I say nothing to you. We know each other now, so much deeper than words.
I have made you wise, grandson. I have shown you the world.
Now I will help you to live with it. ■
Mayfly
“I HATE YOU.”
A four-year-old girl. A room as barren as a fishbowl.
“I hate you.”
Little fists, clenching: one of the cameras, set to motion-cap, zoomed on them automatically. Two others watched the adults, mother, father on opposite sides of the room. The machines watched the players: half a world away, Stavros watched the machines.
“I hate you I hate you I HATE you!”
The girl was screaming now, her face contorted in anger and anguish. There were tears at the edge of her eyes but they stayed there, never falling. Her parents shifted like nervous animals, scared of the anger, used to the outbursts but far from comfortable with them.
At least this time she was using words. Usually she just howled.
She leaned against the blanked window, fists pounding. The window took her assault like hard white rubber, denting slightly, then rebounding. One of the few things in the room that bounced back when she struck out; one less thing to break.
“Jeannie, hush….” Her mother reached out a hand. Her father, as usual, stood back, a mixture of anger and resentment and confusion on his face.
Stavros frowned. A veritable pillar of paralysis, that man. And then: They don’t deserve her.
The screaming child didn’t turn, her back a defiant slap at Kim and Andrew Goravec. Stavros had a better view: Jeannie’s face was just a few centimeters away from the southeast pickup. For all the pain it showed, for all the pain Jeannie had felt in the four short years of her physical life, those few tiny drops that never fell were the closest she ever came to crying.
“Make it clear,” she demanded, segueing abruptly from anger to petulance.
Kim Goravec shook her head. “Honey, we’d love to show you outside. Remember before, how much you liked it? But you have to promise not to scream at it all the time. You didn’t used to, honey, you—”

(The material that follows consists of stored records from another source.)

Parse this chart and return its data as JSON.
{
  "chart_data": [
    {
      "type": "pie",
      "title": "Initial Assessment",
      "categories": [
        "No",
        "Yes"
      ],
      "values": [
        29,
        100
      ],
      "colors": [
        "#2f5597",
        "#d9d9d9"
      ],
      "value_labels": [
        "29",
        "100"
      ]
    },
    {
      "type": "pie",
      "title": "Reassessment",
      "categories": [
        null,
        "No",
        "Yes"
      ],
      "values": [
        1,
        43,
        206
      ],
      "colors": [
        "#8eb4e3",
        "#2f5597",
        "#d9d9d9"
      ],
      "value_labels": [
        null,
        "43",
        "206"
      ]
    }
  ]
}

“Now!” Back to rage, the pure, white-hot anger of a small child.
The
pads on the wall panel were greasy from Jeannie’s repeated, sticky-fingered attempts to use them herself. Andrew flashed a begging look at his wife: Please, let’s just give her what she wants.
His wife was stronger. “Jeannie, we know it’s difficult —”

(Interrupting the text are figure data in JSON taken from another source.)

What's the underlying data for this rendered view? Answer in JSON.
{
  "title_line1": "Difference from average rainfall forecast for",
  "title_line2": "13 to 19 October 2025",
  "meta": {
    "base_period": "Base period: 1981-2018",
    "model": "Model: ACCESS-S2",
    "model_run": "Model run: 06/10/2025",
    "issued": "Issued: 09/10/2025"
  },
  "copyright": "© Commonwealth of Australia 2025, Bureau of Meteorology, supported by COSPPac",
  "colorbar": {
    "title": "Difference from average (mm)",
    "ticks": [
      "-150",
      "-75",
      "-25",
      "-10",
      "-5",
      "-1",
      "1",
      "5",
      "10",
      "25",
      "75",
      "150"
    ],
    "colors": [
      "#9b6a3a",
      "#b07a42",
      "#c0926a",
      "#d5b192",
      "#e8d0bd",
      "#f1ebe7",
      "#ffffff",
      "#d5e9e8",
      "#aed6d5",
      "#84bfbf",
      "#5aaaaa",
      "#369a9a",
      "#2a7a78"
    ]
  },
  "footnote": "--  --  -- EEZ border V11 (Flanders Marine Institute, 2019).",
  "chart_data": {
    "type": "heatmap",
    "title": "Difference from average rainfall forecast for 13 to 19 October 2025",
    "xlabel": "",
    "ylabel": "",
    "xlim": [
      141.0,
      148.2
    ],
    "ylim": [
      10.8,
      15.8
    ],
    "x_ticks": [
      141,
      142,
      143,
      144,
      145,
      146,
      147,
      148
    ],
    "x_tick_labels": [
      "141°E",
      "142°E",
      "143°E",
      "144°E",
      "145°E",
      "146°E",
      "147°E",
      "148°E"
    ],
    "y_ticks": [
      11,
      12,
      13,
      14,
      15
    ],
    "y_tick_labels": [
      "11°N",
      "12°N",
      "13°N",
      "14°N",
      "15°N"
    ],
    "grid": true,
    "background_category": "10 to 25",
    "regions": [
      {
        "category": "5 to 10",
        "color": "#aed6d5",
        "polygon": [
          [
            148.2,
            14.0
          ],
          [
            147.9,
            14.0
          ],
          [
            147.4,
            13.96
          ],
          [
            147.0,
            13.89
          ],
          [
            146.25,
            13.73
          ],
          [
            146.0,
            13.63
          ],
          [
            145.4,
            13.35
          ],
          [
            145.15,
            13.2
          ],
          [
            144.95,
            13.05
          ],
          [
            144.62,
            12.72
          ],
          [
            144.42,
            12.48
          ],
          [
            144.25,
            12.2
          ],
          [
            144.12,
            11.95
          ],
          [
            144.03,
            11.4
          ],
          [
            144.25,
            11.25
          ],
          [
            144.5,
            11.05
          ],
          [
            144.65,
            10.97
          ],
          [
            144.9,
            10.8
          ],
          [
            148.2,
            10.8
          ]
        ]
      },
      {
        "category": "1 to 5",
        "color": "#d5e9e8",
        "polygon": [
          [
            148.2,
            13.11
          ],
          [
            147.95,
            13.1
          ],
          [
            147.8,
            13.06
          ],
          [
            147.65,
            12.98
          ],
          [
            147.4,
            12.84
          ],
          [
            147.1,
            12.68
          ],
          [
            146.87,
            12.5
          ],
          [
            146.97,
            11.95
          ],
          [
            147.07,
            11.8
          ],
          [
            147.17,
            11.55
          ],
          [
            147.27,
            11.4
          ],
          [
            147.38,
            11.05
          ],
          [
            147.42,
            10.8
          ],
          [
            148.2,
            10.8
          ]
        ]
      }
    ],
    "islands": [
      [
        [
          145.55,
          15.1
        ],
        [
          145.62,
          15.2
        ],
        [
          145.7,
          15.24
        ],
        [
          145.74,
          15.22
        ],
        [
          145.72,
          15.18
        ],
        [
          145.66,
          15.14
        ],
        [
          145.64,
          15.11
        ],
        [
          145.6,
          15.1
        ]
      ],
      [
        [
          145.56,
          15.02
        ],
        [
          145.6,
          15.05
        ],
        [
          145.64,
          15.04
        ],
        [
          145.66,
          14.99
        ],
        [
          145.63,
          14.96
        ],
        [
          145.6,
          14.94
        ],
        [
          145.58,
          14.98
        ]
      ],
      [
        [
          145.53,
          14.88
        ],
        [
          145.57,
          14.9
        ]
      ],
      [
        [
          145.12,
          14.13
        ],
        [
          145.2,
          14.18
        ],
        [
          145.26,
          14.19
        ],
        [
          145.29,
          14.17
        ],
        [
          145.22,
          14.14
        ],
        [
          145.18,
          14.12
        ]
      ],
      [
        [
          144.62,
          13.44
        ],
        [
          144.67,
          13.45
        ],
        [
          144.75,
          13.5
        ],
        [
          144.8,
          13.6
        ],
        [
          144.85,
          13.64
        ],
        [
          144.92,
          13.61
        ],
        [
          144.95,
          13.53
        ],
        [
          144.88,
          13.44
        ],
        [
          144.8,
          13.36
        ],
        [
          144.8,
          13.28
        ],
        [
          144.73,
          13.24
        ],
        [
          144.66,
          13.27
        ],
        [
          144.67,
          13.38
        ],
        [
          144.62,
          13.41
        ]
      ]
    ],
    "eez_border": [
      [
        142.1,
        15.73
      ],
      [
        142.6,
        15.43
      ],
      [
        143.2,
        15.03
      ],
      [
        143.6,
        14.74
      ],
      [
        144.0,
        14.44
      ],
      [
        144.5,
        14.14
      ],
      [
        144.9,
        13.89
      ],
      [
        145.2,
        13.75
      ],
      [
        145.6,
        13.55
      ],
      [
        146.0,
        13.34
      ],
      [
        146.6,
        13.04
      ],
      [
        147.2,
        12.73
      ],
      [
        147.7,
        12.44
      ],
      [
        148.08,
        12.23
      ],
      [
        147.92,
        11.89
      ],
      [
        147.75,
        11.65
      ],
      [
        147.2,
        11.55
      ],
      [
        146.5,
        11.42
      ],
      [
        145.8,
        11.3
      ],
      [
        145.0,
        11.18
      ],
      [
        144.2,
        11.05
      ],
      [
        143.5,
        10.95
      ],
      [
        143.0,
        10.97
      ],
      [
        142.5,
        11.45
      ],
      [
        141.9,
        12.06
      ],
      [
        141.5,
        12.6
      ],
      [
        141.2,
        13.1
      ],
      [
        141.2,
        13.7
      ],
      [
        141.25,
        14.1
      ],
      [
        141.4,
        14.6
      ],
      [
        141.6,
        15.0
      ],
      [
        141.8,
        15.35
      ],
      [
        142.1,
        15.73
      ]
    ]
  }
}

Jeannie turned to face the enemy. The north pickup got it all: the right hand rising to the mouth, the index finger going in. The defiant glare in those glistening, focused eyes.
Kim took a step forward. “Jean, honey, no!”

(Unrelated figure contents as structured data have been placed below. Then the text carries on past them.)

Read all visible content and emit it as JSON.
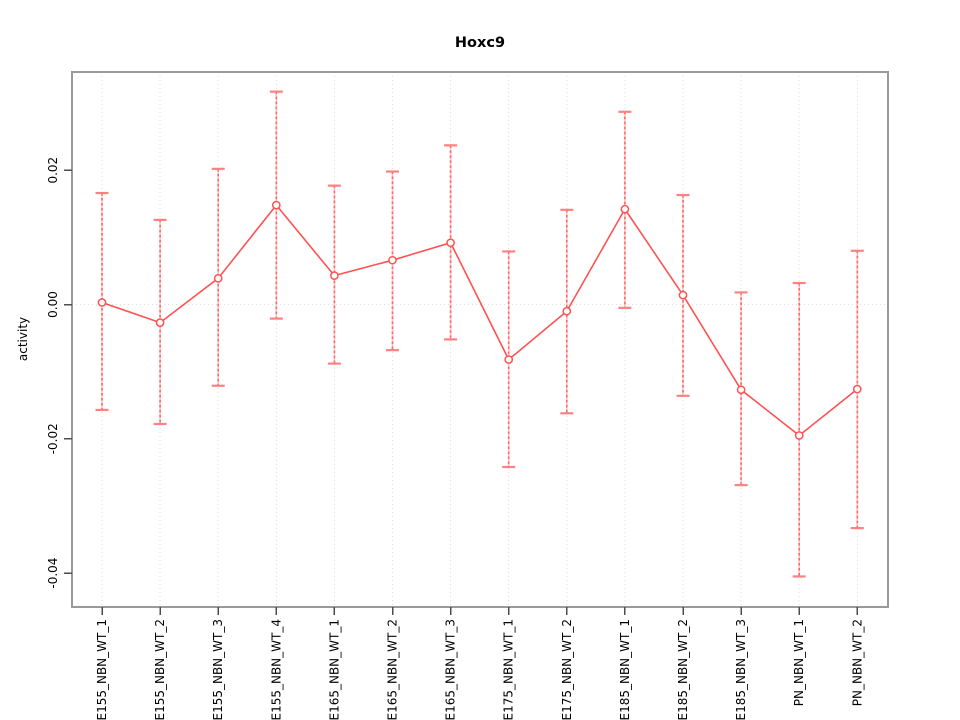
{
  "figure": {
    "title": "Hoxc9",
    "ylabel": "activity",
    "xlabel": ""
  },
  "colors": {
    "series_line": "#ff5252",
    "error_bar_solid": "#ff8080",
    "error_bar_light": "#ffc2c2",
    "error_bar_dash": "#ff6666",
    "marker_fill": "#ffffff",
    "grid": "#dcdcdc",
    "box_border": "#999999",
    "tick": "#4d4d4d",
    "text": "#000000"
  },
  "chart_data": {
    "type": "line",
    "title": "Hoxc9",
    "xlabel": "",
    "ylabel": "activity",
    "legend": "none",
    "grid": "dotted vertical gridline per category; dotted horizontal gridline at y=0 only",
    "marker": "open-circle",
    "error_bars": true,
    "ylim": [
      -0.045,
      0.0346
    ],
    "yticks": [
      0.02,
      0.0,
      -0.02,
      -0.04
    ],
    "ytick_labels": [
      "0.02",
      "0.00",
      "-0.02",
      "-0.04"
    ],
    "categories": [
      "E155_NBN_WT_1",
      "E155_NBN_WT_2",
      "E155_NBN_WT_3",
      "E155_NBN_WT_4",
      "E165_NBN_WT_1",
      "E165_NBN_WT_2",
      "E165_NBN_WT_3",
      "E175_NBN_WT_1",
      "E175_NBN_WT_2",
      "E185_NBN_WT_1",
      "E185_NBN_WT_2",
      "E185_NBN_WT_3",
      "PN_NBN_WT_1",
      "PN_NBN_WT_2"
    ],
    "series": [
      {
        "name": "activity",
        "values": [
          0.0003,
          -0.0027,
          0.0039,
          0.0148,
          0.0043,
          0.0066,
          0.0092,
          -0.0082,
          -0.001,
          0.0142,
          0.0014,
          -0.0127,
          -0.0195,
          -0.0126
        ],
        "lower": [
          -0.0157,
          -0.0178,
          -0.0121,
          -0.0021,
          -0.0088,
          -0.0068,
          -0.0052,
          -0.0242,
          -0.0162,
          -0.0005,
          -0.0136,
          -0.0269,
          -0.0405,
          -0.0333
        ],
        "upper": [
          0.0166,
          0.0126,
          0.0202,
          0.0317,
          0.0177,
          0.0198,
          0.0237,
          0.0079,
          0.0141,
          0.0287,
          0.0163,
          0.0018,
          0.0032,
          0.008
        ]
      }
    ]
  }
}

They were baby teeth, still, but sharp. They’d bitten to the bone before Mommy even got within touching distance. A red stain blossomed from Jeannie’s mouth, flowed down her chin like some perverted re-enactment of mealtime messes as a baby, and covered the lower half of her face in an instant. Above the gore, bright angry eyes said gotcha.
Without a sound Jeannie Goravec collapsed, eyes rolling back in her head as she pitched forward. Kim caught her just before her head hit the floor. “Oh God, Andy, she’s fainted, she’s in shock, she—”
Andrew didn’t move. One hand was buried in the pocket of his blazer, fiddling with something.
Stavros felt his mouth twitch. Is that a remote control in your pocket or are you just glad to—
Kim had the tube of liquid skin out, sprayed it onto Jeannie’s hand while cradling the child’s head in her lap. The bleeding slowed. After a moment Kim looked back at her husband, who was standing motionless and unhelpful against the wall. He had that look on his face, that giveaway look that Stavros was seeing so often these days.
“You turned her off,” Kim said, her voice rising. “After everything we’d agreed on, you still turned her off?!”
Andrew shrugged helplessly. “Kim…”
Kim refused to look at him. She rocked back and forth, tuneless breath whistling between her teeth, Jeannie’s head still in her lap. Kim and Andrew Goravec with their bundle of joy. Between them, the cable connecting Jeannie’s head to the server shivered on the floor like a disputed boundary.